SUMMARY: HIV positive people using today's state-of-the-art antiretroviral drugs are likely to achieve good CD4 cell recovery, but this cannot be attributed specifically to use of CCR5 antagonists such as maraviroc (Selzentry), according to a presentation at the 50th Interscience Conference on Antimicrobial Agents and Chemotherapy (ICAAC 2010) this week in Boston.

By Liz Highleyman

Antiretroviral therapy (ART) has improved markedly over the past decade, with medications that are more potent, more convenient, and less likely to cause serious side effects. In addition to new and improved drugs in the non-nucleoside reverse transcriptase inhibitor (NNRTI) and protease inhibitor classes, the modern armamentarium includes 2 novel drug classes, integrase inhibitors and CCR5 antagonist entry inhibitors.

Some previous studies have suggested that CCR5 antagonists -- a class that currently includes only 1 approved drug, maraviroc (Selzentry) -- may produce larger CD4 cell gains than other types of antiretroviral drugs, but findings have not been consistent.
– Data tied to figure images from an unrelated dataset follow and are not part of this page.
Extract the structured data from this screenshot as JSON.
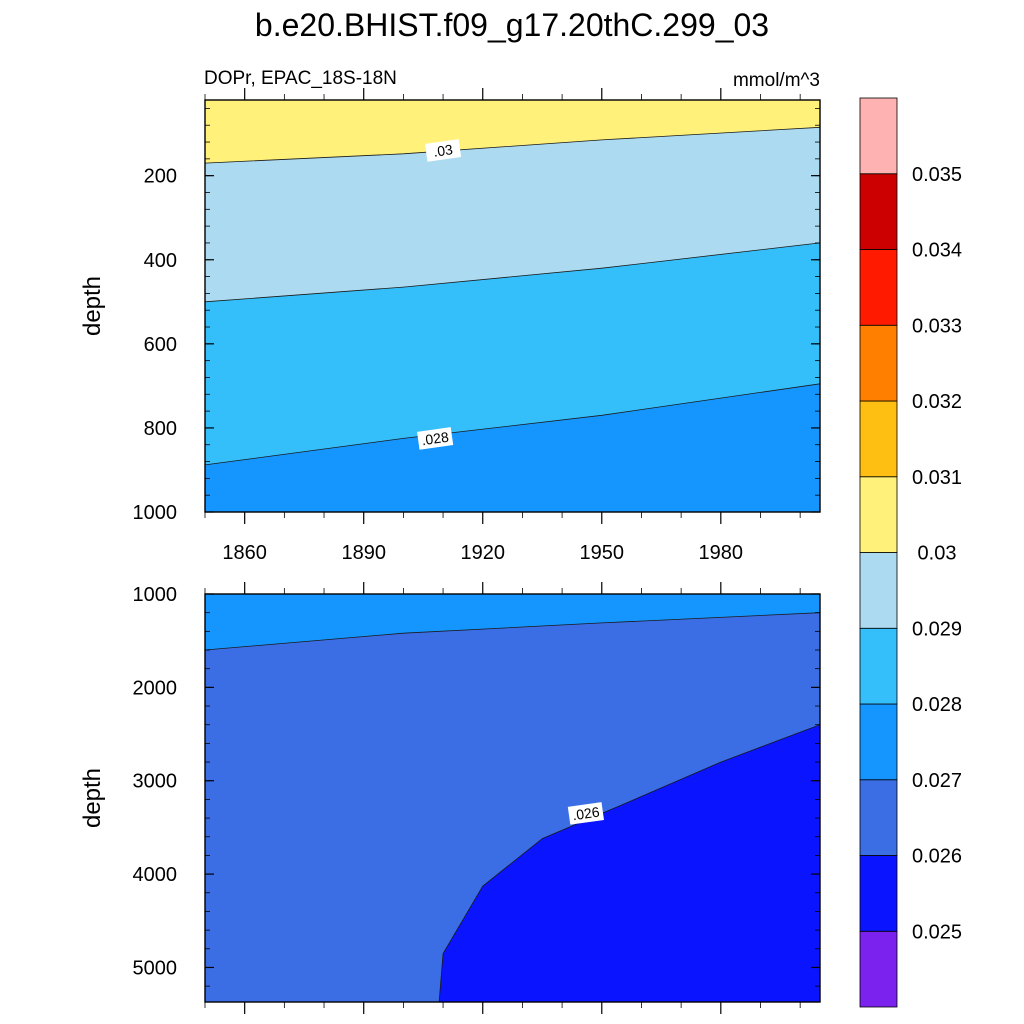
{
  "title": "b.e20.BHIST.f09_g17.20thC.299_03",
  "left_subtitle": "DOPr, EPAC_18S-18N",
  "right_subtitle": "mmol/m^3",
  "colors": {
    "0.0245": "#7B22EE",
    "0.0255": "#0A14FF",
    "0.0265": "#3B6EE5",
    "0.0275": "#1596FF",
    "0.0285": "#35BFFA",
    "0.0295": "#ACDAF0",
    "0.0305": "#FFF17A",
    "0.0315": "#FFBF12",
    "0.0325": "#FF7F00",
    "0.0335": "#FF1A00",
    "0.0345": "#CC0000",
    "0.0355": "#FFB2B2"
  },
  "chart_data": [
    {
      "type": "contour",
      "panel": "top",
      "ylabel": "depth",
      "x_ticks": [
        1860,
        1890,
        1920,
        1950,
        1980
      ],
      "y_ticks": [
        200,
        400,
        600,
        800,
        1000
      ],
      "xlim": [
        1850,
        2005
      ],
      "ylim": [
        1000,
        20
      ],
      "y_inverted": true,
      "background_band": 0.0275,
      "contours": [
        {
          "level": 0.028,
          "label": ".028",
          "upper_band": 0.0285,
          "points": [
            [
              1850,
              888
            ],
            [
              1900,
              825
            ],
            [
              1950,
              770
            ],
            [
              2005,
              695
            ]
          ],
          "label_at": [
            1908,
            825
          ]
        },
        {
          "level": 0.029,
          "upper_band": 0.0295,
          "points": [
            [
              1850,
              500
            ],
            [
              1900,
              465
            ],
            [
              1950,
              420
            ],
            [
              2005,
              360
            ]
          ]
        },
        {
          "level": 0.03,
          "label": ".03",
          "upper_band": 0.0305,
          "points": [
            [
              1850,
              170
            ],
            [
              1900,
              148
            ],
            [
              1950,
              115
            ],
            [
              2005,
              85
            ]
          ],
          "label_at": [
            1910,
            140
          ]
        }
      ]
    },
    {
      "type": "contour",
      "panel": "bottom",
      "ylabel": "depth",
      "x_ticks": [
        1860,
        1890,
        1920,
        1950,
        1980
      ],
      "y_ticks": [
        1000,
        2000,
        3000,
        4000,
        5000
      ],
      "xlim": [
        1850,
        2005
      ],
      "ylim": [
        1000,
        5370
      ],
      "y_inverted": true,
      "background_band": 0.0265,
      "contours": [
        {
          "level": 0.027,
          "upper_band": 0.0275,
          "points": [
            [
              1850,
              1600
            ],
            [
              1900,
              1420
            ],
            [
              1950,
              1310
            ],
            [
              2005,
              1200
            ]
          ]
        },
        {
          "level": 0.026,
          "label": ".026",
          "lower_band": 0.0255,
          "points": [
            [
              1909,
              5370
            ],
            [
              1910,
              4850
            ],
            [
              1920,
              4130
            ],
            [
              1935,
              3620
            ],
            [
              1955,
              3260
            ],
            [
              1980,
              2800
            ],
            [
              2005,
              2400
            ]
          ],
          "label_at": [
            1946,
            3350
          ]
        }
      ]
    }
  ],
  "colorbar": {
    "boxes": [
      0.0245,
      0.0255,
      0.0265,
      0.0275,
      0.0285,
      0.0295,
      0.0305,
      0.0315,
      0.0325,
      0.0335,
      0.0345,
      0.0355
    ],
    "labels": [
      "0.025",
      "0.026",
      "0.027",
      "0.028",
      "0.029",
      "0.03",
      "0.031",
      "0.032",
      "0.033",
      "0.034",
      "0.035"
    ]
  }
}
Marie Pichenot?from University Hospital Tourcoing in France and colleagues aimed to assess the ability of a CCR5 antagonist to enhance CD4 cell recovery compared with other newer antiretroviral drugs.

The researchers performed a systemic review and meta-analysis of randomized clinical trials published in medical journals or presented at conferences since 2003 that looked at virological and immunological response to a new antiretroviral drug versus placebo in treatment-experienced patients. They included studies of maraviroc, the experimental CCR5 antagonist vicriviroc (now discontinued as an HIV candidate), the fusion inhibitor enfuvirtide (T-20, Fuzeon), the integrase inhibitor raltegravir (Isentress), the next-generation NNRTI etravirine (Intelence), and the 2 newest protease inhibitors, tipranavir (Aptivus) and darunavir (Prezista).
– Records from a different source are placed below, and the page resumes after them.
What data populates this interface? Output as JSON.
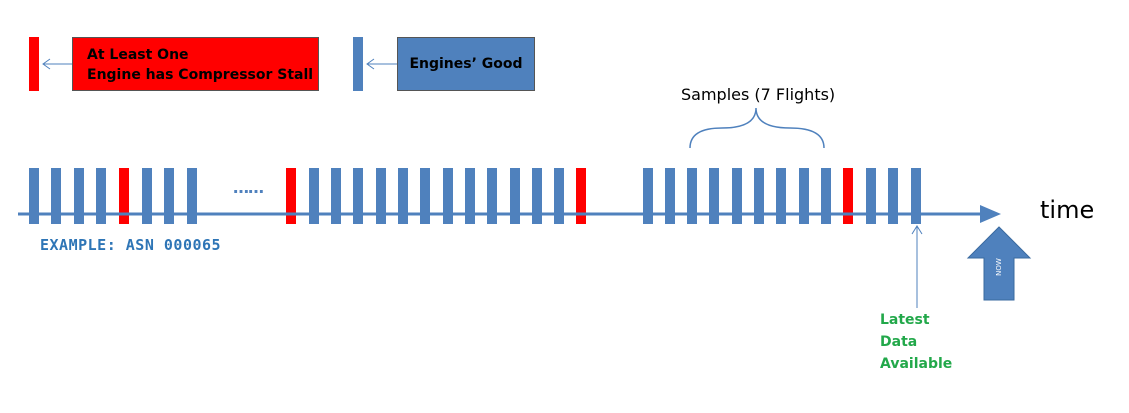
{
  "legend": {
    "stall_line1": "At Least One",
    "stall_line2": "Engine has Compressor Stall",
    "good": "Engines’ Good"
  },
  "samples_label": "Samples (7 Flights)",
  "time_label": "time",
  "example_label": "EXAMPLE: ASN 000065",
  "ellipsis": "……",
  "latest": {
    "line1": "Latest",
    "line2": "Data",
    "line3": "Available"
  },
  "now_label": "NOW",
  "colors": {
    "good": "#4f81bd",
    "stall": "#ff0000",
    "axis": "#4f81bd",
    "latest_text": "#22a84a",
    "example_text": "#2e75b6"
  },
  "flights": [
    "good",
    "good",
    "good",
    "good",
    "stall",
    "good",
    "good",
    "good",
    "stall",
    "good",
    "good",
    "good",
    "good",
    "good",
    "good",
    "good",
    "good",
    "good",
    "good",
    "good",
    "good",
    "stall",
    "good",
    "good",
    "good",
    "good",
    "good",
    "good",
    "good",
    "good",
    "good",
    "stall",
    "good",
    "good",
    "good"
  ]
}
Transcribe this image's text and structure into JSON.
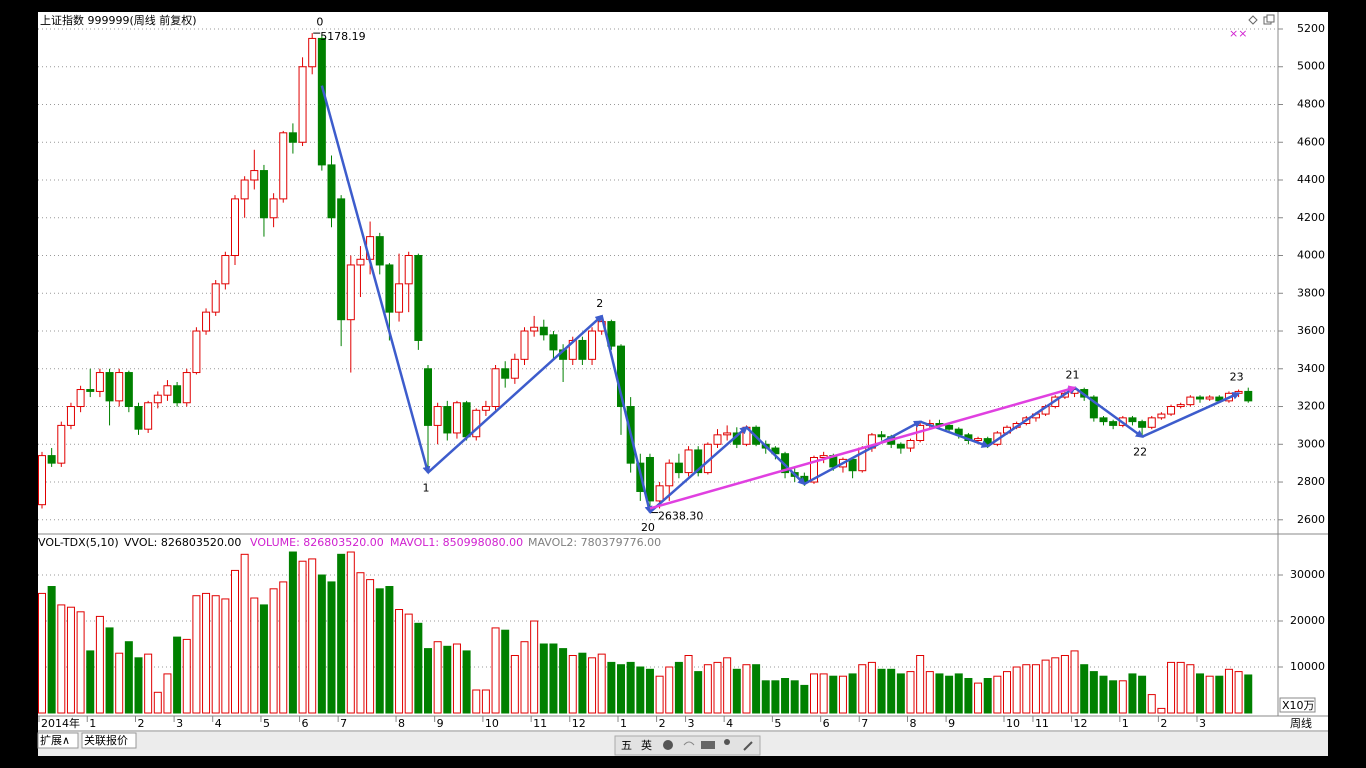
{
  "chart_data": {
    "type": "candlestick",
    "title": "上证指数 999999(周线 前复权)",
    "corner_marks": "××",
    "up_color": "#e00000",
    "down_color": "#008000",
    "ohlc": [
      [
        2680,
        2960,
        2660,
        2940
      ],
      [
        2940,
        2980,
        2880,
        2900
      ],
      [
        2900,
        3120,
        2880,
        3100
      ],
      [
        3100,
        3220,
        3080,
        3200
      ],
      [
        3200,
        3310,
        3170,
        3290
      ],
      [
        3290,
        3400,
        3250,
        3280
      ],
      [
        3280,
        3400,
        3250,
        3380
      ],
      [
        3380,
        3400,
        3100,
        3230
      ],
      [
        3230,
        3400,
        3200,
        3380
      ],
      [
        3380,
        3390,
        3170,
        3200
      ],
      [
        3200,
        3220,
        3050,
        3080
      ],
      [
        3080,
        3230,
        3060,
        3220
      ],
      [
        3220,
        3280,
        3190,
        3260
      ],
      [
        3260,
        3340,
        3230,
        3310
      ],
      [
        3310,
        3330,
        3200,
        3220
      ],
      [
        3220,
        3400,
        3200,
        3380
      ],
      [
        3380,
        3620,
        3370,
        3600
      ],
      [
        3600,
        3720,
        3580,
        3700
      ],
      [
        3700,
        3870,
        3680,
        3850
      ],
      [
        3850,
        4020,
        3820,
        4000
      ],
      [
        4000,
        4320,
        3950,
        4300
      ],
      [
        4300,
        4420,
        4200,
        4400
      ],
      [
        4400,
        4560,
        4350,
        4450
      ],
      [
        4450,
        4480,
        4100,
        4200
      ],
      [
        4200,
        4330,
        4150,
        4300
      ],
      [
        4300,
        4660,
        4280,
        4650
      ],
      [
        4650,
        4700,
        4540,
        4600
      ],
      [
        4600,
        5050,
        4580,
        5000
      ],
      [
        5000,
        5178.19,
        4960,
        5150
      ],
      [
        5150,
        5170,
        4450,
        4480
      ],
      [
        4480,
        4530,
        4150,
        4200
      ],
      [
        4300,
        4320,
        3520,
        3660
      ],
      [
        3660,
        4000,
        3380,
        3950
      ],
      [
        3950,
        4050,
        3780,
        3980
      ],
      [
        3980,
        4180,
        3900,
        4100
      ],
      [
        4100,
        4120,
        3900,
        3950
      ],
      [
        3950,
        3960,
        3550,
        3700
      ],
      [
        3700,
        4010,
        3650,
        3850
      ],
      [
        3850,
        4020,
        3700,
        4000
      ],
      [
        4000,
        4010,
        3500,
        3550
      ],
      [
        3400,
        3420,
        2850,
        3100
      ],
      [
        3100,
        3220,
        3000,
        3200
      ],
      [
        3200,
        3230,
        3020,
        3060
      ],
      [
        3060,
        3230,
        3030,
        3220
      ],
      [
        3220,
        3230,
        3020,
        3040
      ],
      [
        3040,
        3190,
        3020,
        3180
      ],
      [
        3180,
        3230,
        3150,
        3200
      ],
      [
        3200,
        3420,
        3180,
        3400
      ],
      [
        3400,
        3440,
        3300,
        3350
      ],
      [
        3350,
        3480,
        3320,
        3450
      ],
      [
        3450,
        3620,
        3420,
        3600
      ],
      [
        3600,
        3680,
        3570,
        3620
      ],
      [
        3620,
        3660,
        3550,
        3580
      ],
      [
        3580,
        3600,
        3450,
        3500
      ],
      [
        3500,
        3530,
        3330,
        3450
      ],
      [
        3450,
        3570,
        3420,
        3550
      ],
      [
        3550,
        3570,
        3420,
        3450
      ],
      [
        3450,
        3620,
        3420,
        3600
      ],
      [
        3600,
        3680,
        3580,
        3650
      ],
      [
        3650,
        3660,
        3500,
        3520
      ],
      [
        3520,
        3530,
        3050,
        3200
      ],
      [
        3200,
        3250,
        2850,
        2900
      ],
      [
        2900,
        2950,
        2700,
        2750
      ],
      [
        2930,
        2950,
        2638.3,
        2700
      ],
      [
        2700,
        2800,
        2660,
        2780
      ],
      [
        2780,
        2920,
        2700,
        2900
      ],
      [
        2900,
        2950,
        2820,
        2850
      ],
      [
        2850,
        2990,
        2830,
        2970
      ],
      [
        2970,
        2990,
        2830,
        2850
      ],
      [
        2850,
        3010,
        2840,
        3000
      ],
      [
        3000,
        3080,
        2980,
        3050
      ],
      [
        3050,
        3100,
        3020,
        3060
      ],
      [
        3060,
        3090,
        2980,
        3000
      ],
      [
        3000,
        3100,
        2990,
        3090
      ],
      [
        3090,
        3100,
        2990,
        3000
      ],
      [
        3000,
        3020,
        2950,
        2980
      ],
      [
        2980,
        2990,
        2920,
        2950
      ],
      [
        2950,
        2960,
        2820,
        2850
      ],
      [
        2850,
        2880,
        2800,
        2830
      ],
      [
        2830,
        2850,
        2780,
        2800
      ],
      [
        2800,
        2940,
        2790,
        2930
      ],
      [
        2930,
        2960,
        2900,
        2940
      ],
      [
        2940,
        2950,
        2860,
        2880
      ],
      [
        2880,
        2930,
        2850,
        2920
      ],
      [
        2920,
        2930,
        2820,
        2860
      ],
      [
        2860,
        2990,
        2850,
        2980
      ],
      [
        2980,
        3060,
        2960,
        3050
      ],
      [
        3050,
        3070,
        3020,
        3040
      ],
      [
        3040,
        3050,
        2980,
        3000
      ],
      [
        3000,
        3010,
        2950,
        2980
      ],
      [
        2980,
        3030,
        2960,
        3020
      ],
      [
        3020,
        3120,
        3010,
        3100
      ],
      [
        3100,
        3130,
        3080,
        3110
      ],
      [
        3110,
        3130,
        3090,
        3100
      ],
      [
        3100,
        3110,
        3060,
        3080
      ],
      [
        3080,
        3090,
        3030,
        3050
      ],
      [
        3050,
        3060,
        3000,
        3020
      ],
      [
        3020,
        3040,
        3000,
        3030
      ],
      [
        3030,
        3040,
        2980,
        3000
      ],
      [
        3000,
        3070,
        2990,
        3060
      ],
      [
        3060,
        3100,
        3050,
        3090
      ],
      [
        3090,
        3120,
        3080,
        3110
      ],
      [
        3110,
        3150,
        3100,
        3140
      ],
      [
        3140,
        3170,
        3120,
        3160
      ],
      [
        3160,
        3210,
        3150,
        3200
      ],
      [
        3200,
        3260,
        3190,
        3250
      ],
      [
        3250,
        3280,
        3240,
        3270
      ],
      [
        3270,
        3300,
        3250,
        3290
      ],
      [
        3290,
        3300,
        3230,
        3250
      ],
      [
        3250,
        3260,
        3120,
        3140
      ],
      [
        3140,
        3150,
        3100,
        3120
      ],
      [
        3120,
        3130,
        3080,
        3100
      ],
      [
        3100,
        3150,
        3090,
        3140
      ],
      [
        3140,
        3150,
        3100,
        3120
      ],
      [
        3120,
        3130,
        3040,
        3090
      ],
      [
        3090,
        3150,
        3080,
        3140
      ],
      [
        3140,
        3170,
        3130,
        3160
      ],
      [
        3160,
        3210,
        3150,
        3200
      ],
      [
        3200,
        3220,
        3190,
        3210
      ],
      [
        3210,
        3260,
        3200,
        3250
      ],
      [
        3250,
        3260,
        3220,
        3240
      ],
      [
        3240,
        3260,
        3230,
        3250
      ],
      [
        3250,
        3260,
        3220,
        3230
      ],
      [
        3230,
        3280,
        3220,
        3270
      ],
      [
        3270,
        3290,
        3250,
        3280
      ],
      [
        3280,
        3300,
        3220,
        3230
      ]
    ],
    "categories": [
      "2014年",
      null,
      null,
      null,
      null,
      "1",
      null,
      null,
      null,
      null,
      "2",
      null,
      null,
      null,
      "3",
      null,
      null,
      null,
      "4",
      null,
      null,
      null,
      null,
      "5",
      null,
      null,
      null,
      "6",
      null,
      null,
      null,
      "7",
      null,
      null,
      null,
      null,
      null,
      "8",
      null,
      null,
      null,
      "9",
      null,
      null,
      null,
      null,
      "10",
      null,
      null,
      null,
      null,
      "11",
      null,
      null,
      null,
      "12",
      null,
      null,
      null,
      null,
      "1",
      null,
      null,
      null,
      "2",
      null,
      null,
      "3",
      null,
      null,
      null,
      "4",
      null,
      null,
      null,
      null,
      "5",
      null,
      null,
      null,
      null,
      "6",
      null,
      null,
      null,
      "7",
      null,
      null,
      null,
      null,
      "8",
      null,
      null,
      null,
      "9",
      null,
      null,
      null,
      null,
      null,
      "10",
      null,
      null,
      "11",
      null,
      null,
      null,
      "12",
      null,
      null,
      null,
      null,
      "1",
      null,
      null,
      null,
      "2",
      null,
      null,
      null,
      "3",
      null,
      null,
      null,
      null,
      null
    ],
    "ylim": [
      2530,
      5290
    ],
    "yticks": [
      2600,
      2800,
      3000,
      3200,
      3400,
      3600,
      3800,
      4000,
      4200,
      4400,
      4600,
      4800,
      5000,
      5200
    ],
    "grid": true,
    "annotations": [
      {
        "text": "5178.19",
        "x": 28,
        "y": 5178.19
      },
      {
        "text": "2638.30",
        "x": 63,
        "y": 2638.3
      }
    ],
    "waves": [
      {
        "color": "#3d5ccc",
        "points": [
          {
            "x": 29,
            "y": 4900,
            "label": "0"
          },
          {
            "x": 40,
            "y": 2850,
            "label": "1"
          },
          {
            "x": 58,
            "y": 3680,
            "label": "2"
          },
          {
            "x": 63,
            "y": 2640,
            "label": "20"
          },
          {
            "x": 73,
            "y": 3090
          },
          {
            "x": 79,
            "y": 2790
          },
          {
            "x": 91,
            "y": 3120
          },
          {
            "x": 98,
            "y": 2990
          },
          {
            "x": 107,
            "y": 3300,
            "label": "21"
          },
          {
            "x": 114,
            "y": 3040,
            "label": "22"
          },
          {
            "x": 124,
            "y": 3270,
            "label": "23"
          }
        ]
      },
      {
        "color": "#e040e0",
        "points": [
          {
            "x": 63,
            "y": 2660
          },
          {
            "x": 107,
            "y": 3300
          }
        ]
      }
    ],
    "volume": {
      "legend": [
        {
          "text": "VOL-TDX(5,10)",
          "color": "#000000"
        },
        {
          "text": "VVOL: 826803520.00",
          "color": "#000000"
        },
        {
          "text": "VOLUME: 826803520.00",
          "color": "#d020d0"
        },
        {
          "text": "MAVOL1: 850998080.00",
          "color": "#d020d0"
        },
        {
          "text": "MAVOL2: 780379776.00",
          "color": "#808080"
        }
      ],
      "unit": "X10万",
      "ylim": [
        0,
        38700
      ],
      "yticks": [
        10000,
        20000,
        30000
      ],
      "values": [
        26000,
        27500,
        23500,
        23000,
        22000,
        13500,
        21000,
        18500,
        13000,
        15500,
        12000,
        12800,
        4500,
        8500,
        16500,
        16000,
        25500,
        26000,
        25500,
        24800,
        31000,
        34500,
        25000,
        23500,
        27000,
        28500,
        35000,
        33000,
        33500,
        30000,
        28500,
        34500,
        35000,
        30500,
        29000,
        27000,
        27500,
        22500,
        21500,
        19500,
        14000,
        15500,
        14500,
        15000,
        13500,
        5000,
        5000,
        18500,
        18000,
        12500,
        15500,
        20000,
        15000,
        15000,
        14000,
        12500,
        13000,
        12000,
        12800,
        11000,
        10500,
        11000,
        10000,
        9500,
        8000,
        10000,
        11000,
        12500,
        9000,
        10500,
        11000,
        12000,
        9500,
        10500,
        10500,
        7000,
        7000,
        7500,
        7000,
        6000,
        8500,
        8500,
        8000,
        8000,
        8500,
        10500,
        11000,
        9500,
        9500,
        8500,
        9000,
        12500,
        9000,
        8500,
        8000,
        8500,
        7500,
        6500,
        7500,
        8000,
        9000,
        10000,
        10500,
        10500,
        11500,
        12000,
        12500,
        13500,
        10500,
        9000,
        8000,
        7000,
        7000,
        8500,
        8000,
        4000,
        1000,
        11000,
        11000,
        10500,
        8500,
        8000,
        8000,
        9500,
        9000,
        8268
      ]
    },
    "period": "周线",
    "tabs": [
      "扩展∧",
      "关联报价"
    ],
    "toolbar": [
      "五",
      "英"
    ]
  }
}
The investigators identified 10 studies that met the criteria for inclusion, representing a total of 6401 patients; 4 of these evaluated maraviroc. They collected information on baseline patient characteristics, rates of undetectable viral load, and changes in CD4 cell count at week 48 in groups receiving a new drug versus those receiving placebo -- that is, compared with a background regimen without the new drug.

Results

	Use of newer antiretroviral agents was associated with superior CD4 cell response at week 48 compared with placebo (pooled difference in CD4 cell count +39 cells/mm3).
	However, use of a CCR5 inhibitor rather than another type of new drug did not explain this gain (P = 0.22).
	Male sex (P = 0.014) and initial genotypic sensitivity scores (a measure of drug resistance) of 0, < 1, or < 2 (P = 0.001, 0.0017, and 0.045, respectively) were associated with larger CD4 cell gains with new agents vs placebo.
	A higher rate of undetectable viral load in the placebo group at week 48 -- indicating that the background regimen was suppressing HIV by itself -- was associated with a smaller difference in CD4 cell gains (P = 0.042).

Based on this analysis, the investigators concluded, "CCR5 [antagonists] do not allow a better CD4 cell recovery when compared to others new antiretroviral agents in treatment-experienced patients."

Investigator affiliations: Univ. Hosp., Tourcoing, France; INSERM U995, Lille, France; Univ. Hosp., Toulouse, France; 4EA2694, Lille, France.

9/17/10

Reference
M Pichenot, S Deuffic-Burban, l Cuzin, and Y Yazdanpanah. CCR5 Inhibitors and CD4 Cell Count Change in Treatment Experienced Patients. 50th Interscience Conference on Antimicrobial Agents and Chemotherapy (ICAAC 2010). Boston, September 12-15, 2010. Abstract H-1813.

Other Source
ICAAC. Use of new antiretroviral agents to restore CD4 cell count in treatment-experienced patients. Media advisory. September 14, 2010.